Galli: "Oggi ogni giocatore è un'azienda a sé e che a sua volta appartiene a una multinazionale"

Intervistato questa mattina dai colleghi de La Gazzetta dello Sport, l'ex portiere del Milan Giovanni Galli ha ripercorso alcuni dei momenti più belli della sua carriera in rossonero.
Nel 1986 Berlusconi atterrò all'Arena Civica da nuovo proprietario del Milan, lei arrivò in rossonero. Sensazioni di trovarsi su un altro pianeta?
"Un salto notevole. Trovarmi in un calcio che non sapevo cosa fosse, giocare in un grande club ed essere al cospetto di Berlusconi. Ci fece capire subito le sue intenzioni. Tu dovevi solo giocare a calcio, al resto pensava la società. Tutti avevano un compito. Dalla casa al medico, chiamavi e il problema era risolto. Se avevi il permesso di Galliani potevi parlare direttamente con Silvio. Oggi sono rimaste cinque cose: storia, maglia, tifosi, Milanello e San Siro. Per il resto, chi chiami? Un fondo americano? Una volta eravamo dipendenti di un'azienda che aveva un capo riconosciuto.

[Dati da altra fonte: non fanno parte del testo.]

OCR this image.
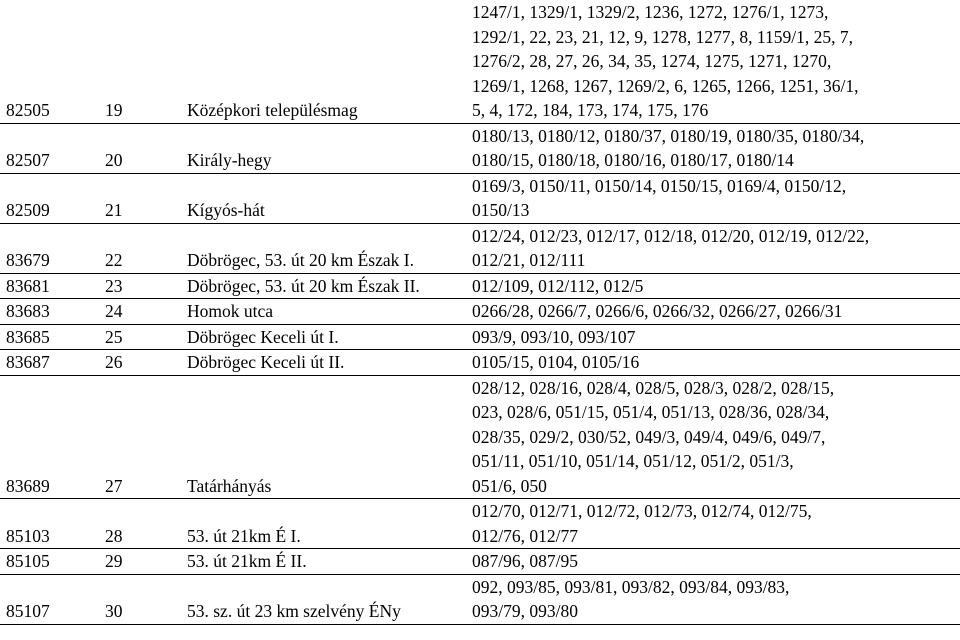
82505	19	Középkori településmag	1247/1, 1329/1, 1329/2, 1236, 1272, 1276/1, 1273,
1292/1, 22, 23, 21, 12, 9, 1278, 1277, 8, 1159/1, 25, 7,
1276/2, 28, 27, 26, 34, 35, 1274, 1275, 1271, 1270,
1269/1, 1268, 1267, 1269/2, 6, 1265, 1266, 1251, 36/1,
5, 4, 172, 184, 173, 174, 175, 176

82507	20	Király-hegy	0180/13, 0180/12, 0180/37, 0180/19, 0180/35, 0180/34,
0180/15, 0180/18, 0180/16, 0180/17, 0180/14

82509	21	Kígyós-hát	0169/3, 0150/11, 0150/14, 0150/15, 0169/4, 0150/12,
0150/13

83679	22	Döbrögec, 53. út 20 km Észak I.	012/24, 012/23, 012/17, 012/18, 012/20, 012/19, 012/22,
012/21, 012/111

83681	23	Döbrögec, 53. út 20 km Észak II.	012/109, 012/112, 012/5

83683	24	Homok utca	0266/28, 0266/7, 0266/6, 0266/32, 0266/27, 0266/31

83685	25	Döbrögec Keceli út I.	093/9, 093/10, 093/107

83687	26	Döbrögec Keceli út II.	0105/15, 0104, 0105/16

83689	27	Tatárhányás	028/12, 028/16, 028/4, 028/5, 028/3, 028/2, 028/15,
023, 028/6, 051/15, 051/4, 051/13, 028/36, 028/34,
028/35, 029/2, 030/52, 049/3, 049/4, 049/6, 049/7,
051/11, 051/10, 051/14, 051/12, 051/2, 051/3,
051/6, 050

85103	28	53. út 21km É I.	012/70, 012/71, 012/72, 012/73, 012/74, 012/75,
012/76, 012/77

85105	29	53. út 21km É II.	087/96, 087/95

85107	30	53. sz. út 23 km szelvény ÉNy	092, 093/85, 093/81, 093/82, 093/84, 093/83,
093/79, 093/80
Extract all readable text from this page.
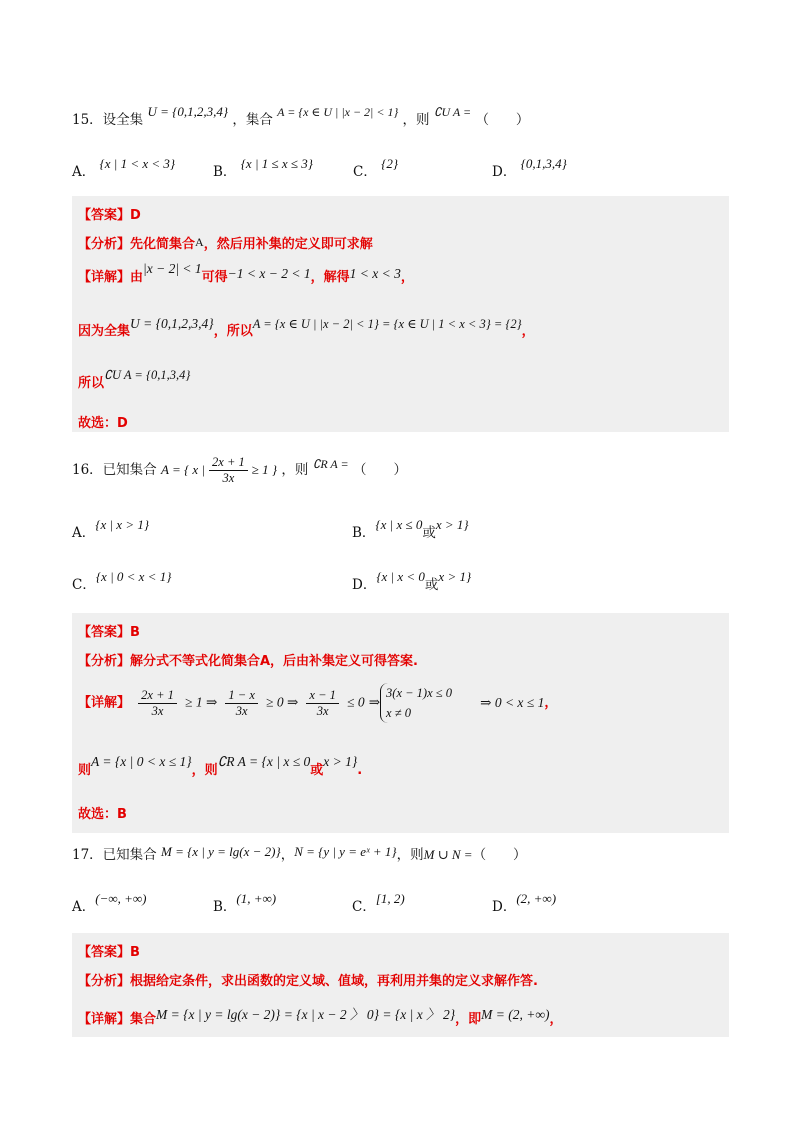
15．设全集 U = {0,1,2,3,4} ，集合 A = {x ∈ U | |x − 2| < 1} ，则 ∁U A = （　　）
A． {x | 1 < x < 3}
B． {x | 1 ≤ x ≤ 3}
C． {2}
D． {0,1,3,4}
【答案】D
【分析】先化简集合A，然后用补集的定义即可求解
【详解】由|x − 2| < 1可得−1 < x − 2 < 1，解得1 < x < 3，
因为全集U = {0,1,2,3,4}，所以A = {x ∈ U | |x − 2| < 1} = {x ∈ U | 1 < x < 3} = {2}，
所以∁U A = {0,1,3,4}
故选：D
16．已知集合 A = { x | $\frac{2x + 1}{3x} \ge 1$ } ，则 ∁R A = （　　）
A．{x | x > 1}
B．{x | x ≤ 0或x > 1}
C．{x | 0 < x < 1}
D．{x | x < 0或x > 1}
【答案】B
【分析】解分式不等式化简集合A，后由补集定义可得答案.
【详解】 $\frac{2x + 1}{3x} \ge 1$ ⇒ $\frac{1 - x}{3x} \ge 0$ ⇒ $\frac{x - 1}{3x} \le 0$ ⇒
3(x − 1)x ≤ 0
x ≠ 0
⇒ 0 < x ≤ 1，
则A = {x | 0 < x ≤ 1}，则∁R A = {x | x ≤ 0或x > 1}.
故选：B
17．已知集合 M = {x | y = lg(x − 2)}，N = {y | y = eˣ + 1}，则M ∪ N =（　　）
A．(−∞, +∞)
B．(1, +∞)
C．[1, 2)
D．(2, +∞)
【答案】B
【分析】根据给定条件，求出函数的定义域、值域，再利用并集的定义求解作答.
【详解】集合M = {x | y = lg(x − 2)} = {x | x − 2 〉 0} = {x | x 〉 2}，即M = (2, +∞)，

Oggi ogni giocatore è un'azienda a sé e che a sua volta appartiene a una multinazionale".
Scudetto o Coppa Campioni?
"Il ricordo più bello è lo scudetto perché fu il primo di quella gestione. E anche la più grande “delusione”: non c’erano coppe o medaglie, finita la festa in campo e nello spogliatoio si tornava a casa. Alzando la Coppa Campioni sapevi di sollevare un’icona, di entrare nella storia".

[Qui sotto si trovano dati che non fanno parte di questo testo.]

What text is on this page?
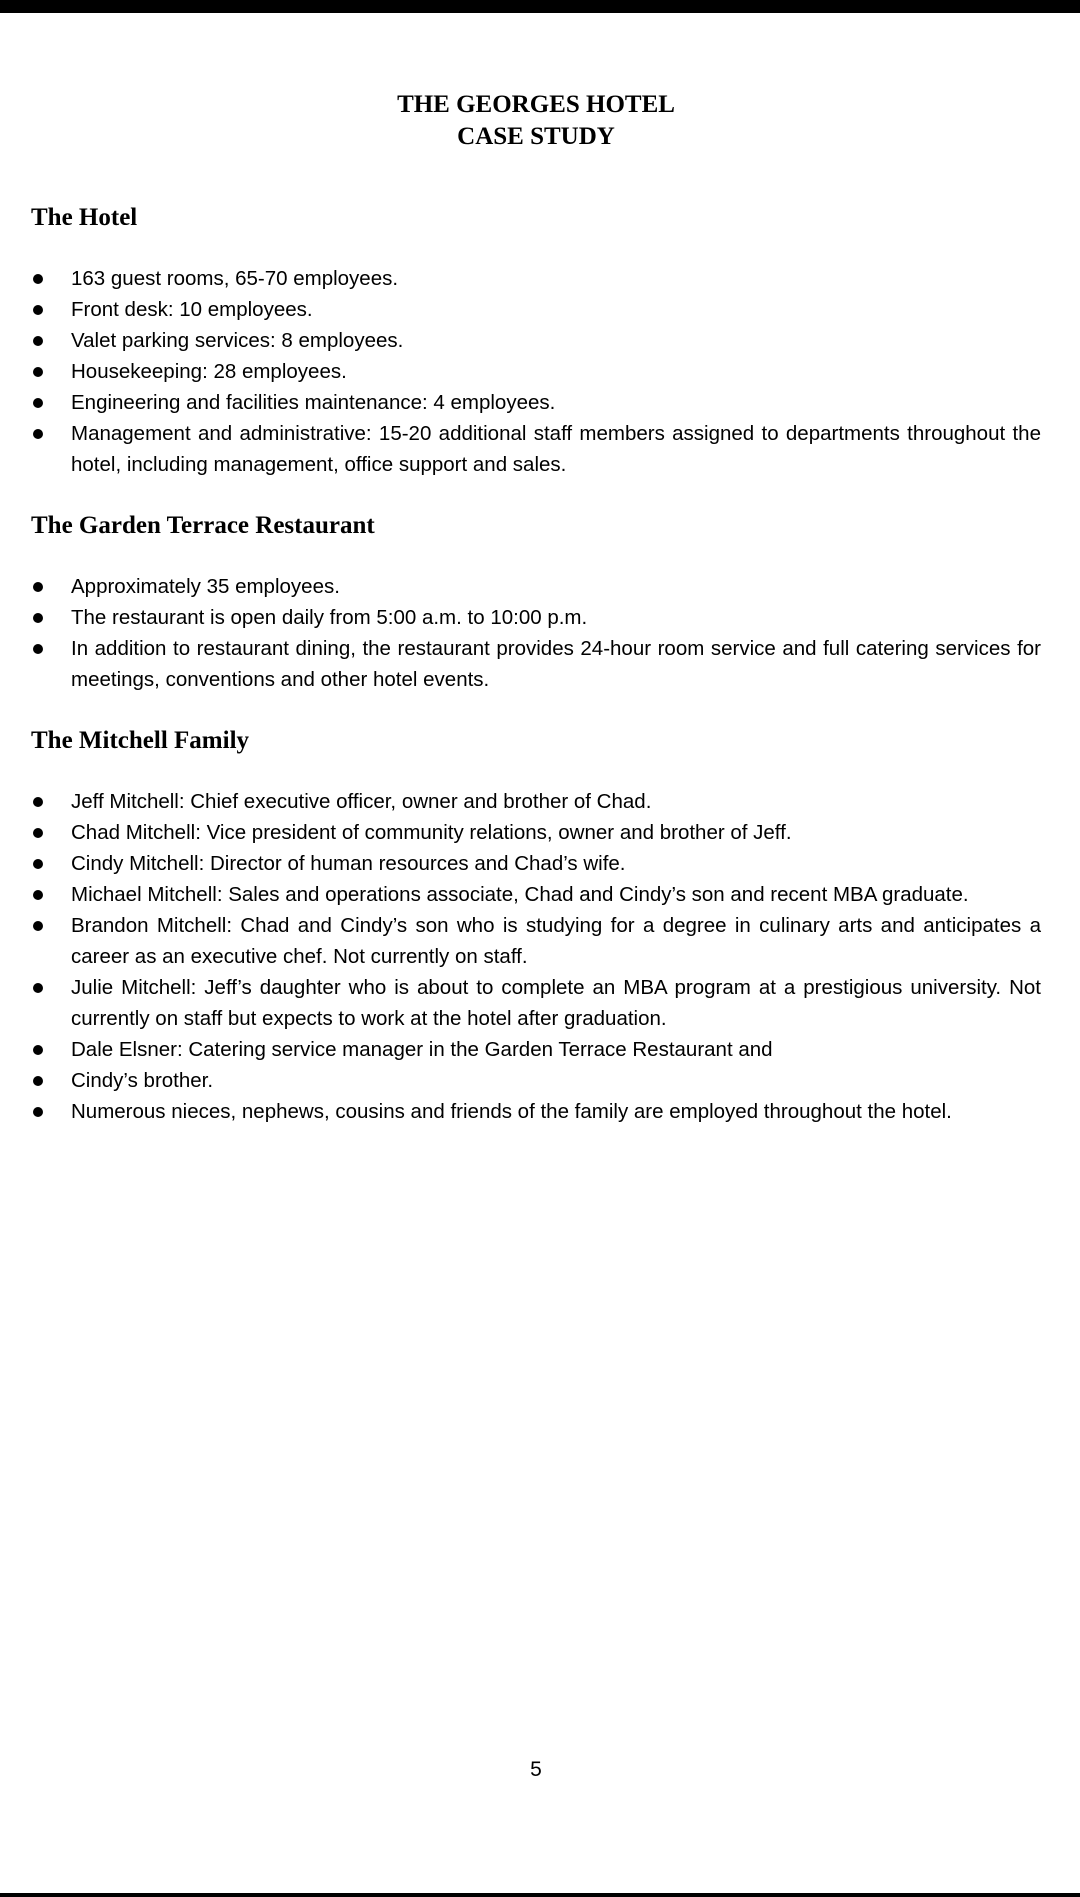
THE GEORGES HOTEL
CASE STUDY
The Hotel
163 guest rooms, 65-70 employees.
Front desk: 10 employees.
Valet parking services: 8 employees.
Housekeeping: 28 employees.
Engineering and facilities maintenance: 4 employees.
Management and administrative: 15-20 additional staff members assigned to departments throughout the hotel, including management, office support and sales.
The Garden Terrace Restaurant
Approximately 35 employees.
The restaurant is open daily from 5:00 a.m. to 10:00 p.m.
In addition to restaurant dining, the restaurant provides 24-hour room service and full catering services for meetings, conventions and other hotel events.
The Mitchell Family
Jeff Mitchell: Chief executive officer, owner and brother of Chad.
Chad Mitchell: Vice president of community relations, owner and brother of Jeff.
Cindy Mitchell: Director of human resources and Chad’s wife.
Michael Mitchell: Sales and operations associate, Chad and Cindy’s son and recent MBA graduate.
Brandon Mitchell: Chad and Cindy’s son who is studying for a degree in culinary arts and anticipates a career as an executive chef. Not currently on staff.
Julie Mitchell: Jeff’s daughter who is about to complete an MBA program at a prestigious university. Not currently on staff but expects to work at the hotel after graduation.
Dale Elsner: Catering service manager in the Garden Terrace Restaurant and
Cindy’s brother.
Numerous nieces, nephews, cousins and friends of the family are employed throughout the hotel.
5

C’è un giorno esatto in cui la storia inizia?
"La notte di Belgrado, il grande Milan nasce lì. Gli ottavi di finale con la Stella Rossa: perdiamo mezza squadra ma passiamo ai rigori. Senza quella vittoria non saremmo arrivati alla finale contro la Steaua. Non ci sarebbe stato quel successo e nemmeno quello dell’anno dopo, quando ci presentiamo da campioni in carica. Lo scudetto era andato all’Inter del Trap, il campionato aveva assegnato a loro il diritto a partecipare".